Sofia Coppola donc, intériorise l'histoire, ou la personnalise dans une femme. Il en résulte une douce mièvrerie et insouciance adolescente. Marie-Antoinette n'est encore qu'une enfant lorsqu'elle arrive dans cette cour de France qui est une vaste fosse aux lions, toute auréolée d'or. Elle pense d'ailleurs échapper à sa condition de prisonnière - car elle l'est, étant peu éduquée aux intrigues politiques, elle n'a pour simple tâche que de faire de la figuration et est, grosso modo, "donnée" au Royaume de France par sa famille, en échange de la paix. Elle se réfugie dans le luxe, les frivolités. Et Versailles le lui rends bien en cristallisant la bonne société aristocrate et bourgeoise, temple de la mode avant l'heure, lieu de toutes les extravagances et de tous les plaisirs. Du moins, c'est ce qu'on veut nous faire croire, car, en réalité, Versailles est un lieu d'une rigidité froide - en témoigne l'étiquette, redoutable machine à humiliation et préséances moribondes.
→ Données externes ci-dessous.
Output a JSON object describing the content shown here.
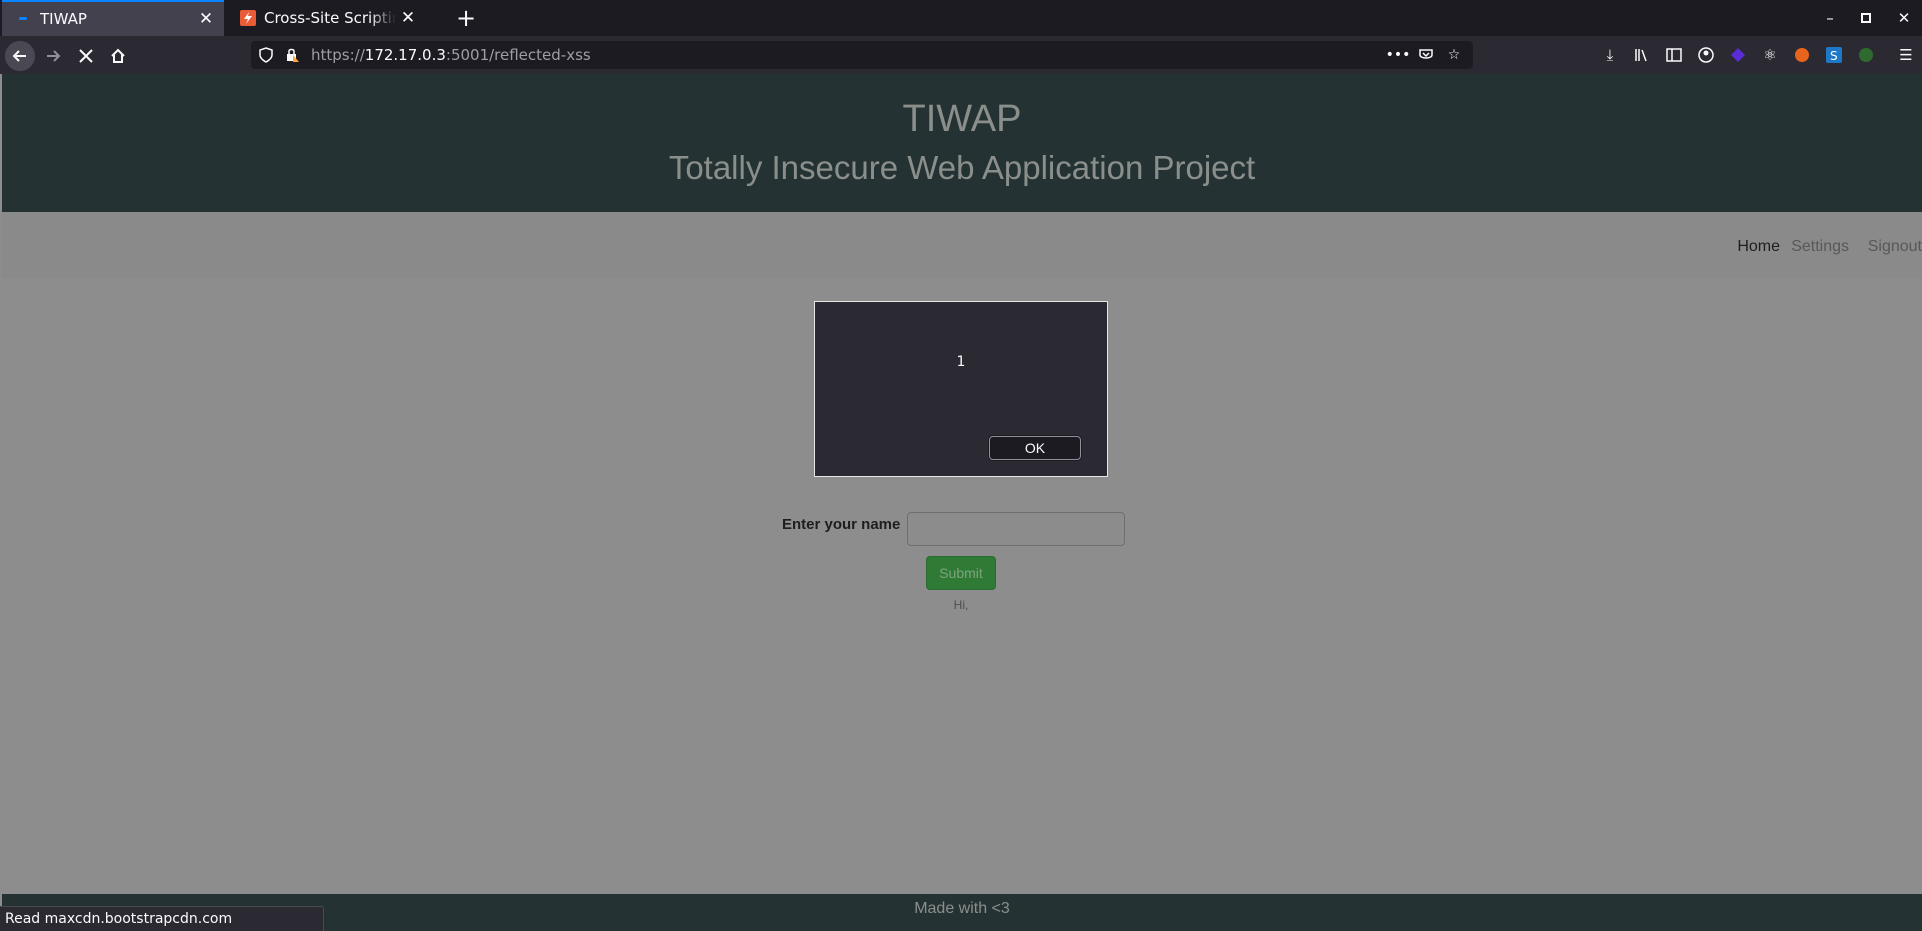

La bande son commence à nous mettre la puce à l'oreille : larges extraits de musique classique, de musique classique revisitée, du Cure, du The Strokes, du Air et d'autres chansons aussi significatives que l'humeur d'une princesse puis d'une reine. A chaque humeur sa chanson et de cette bande-son charmante et naive, mièvre et mélancolique, on peut en filigrane comprendre le film. Il s'agit d'un rêve qui se transforme en déception à laquelle se heurte Marie-Antoinette, qui peine à se faire accepter dans la cour et la désillusion d'une jeune fille qui a grandit trop vite, une jeune femme destinée à être reine, éduquée pour cela et qui, une fois devenue souveraine se rends compte de la différence entre sa vision des choses et la réalité.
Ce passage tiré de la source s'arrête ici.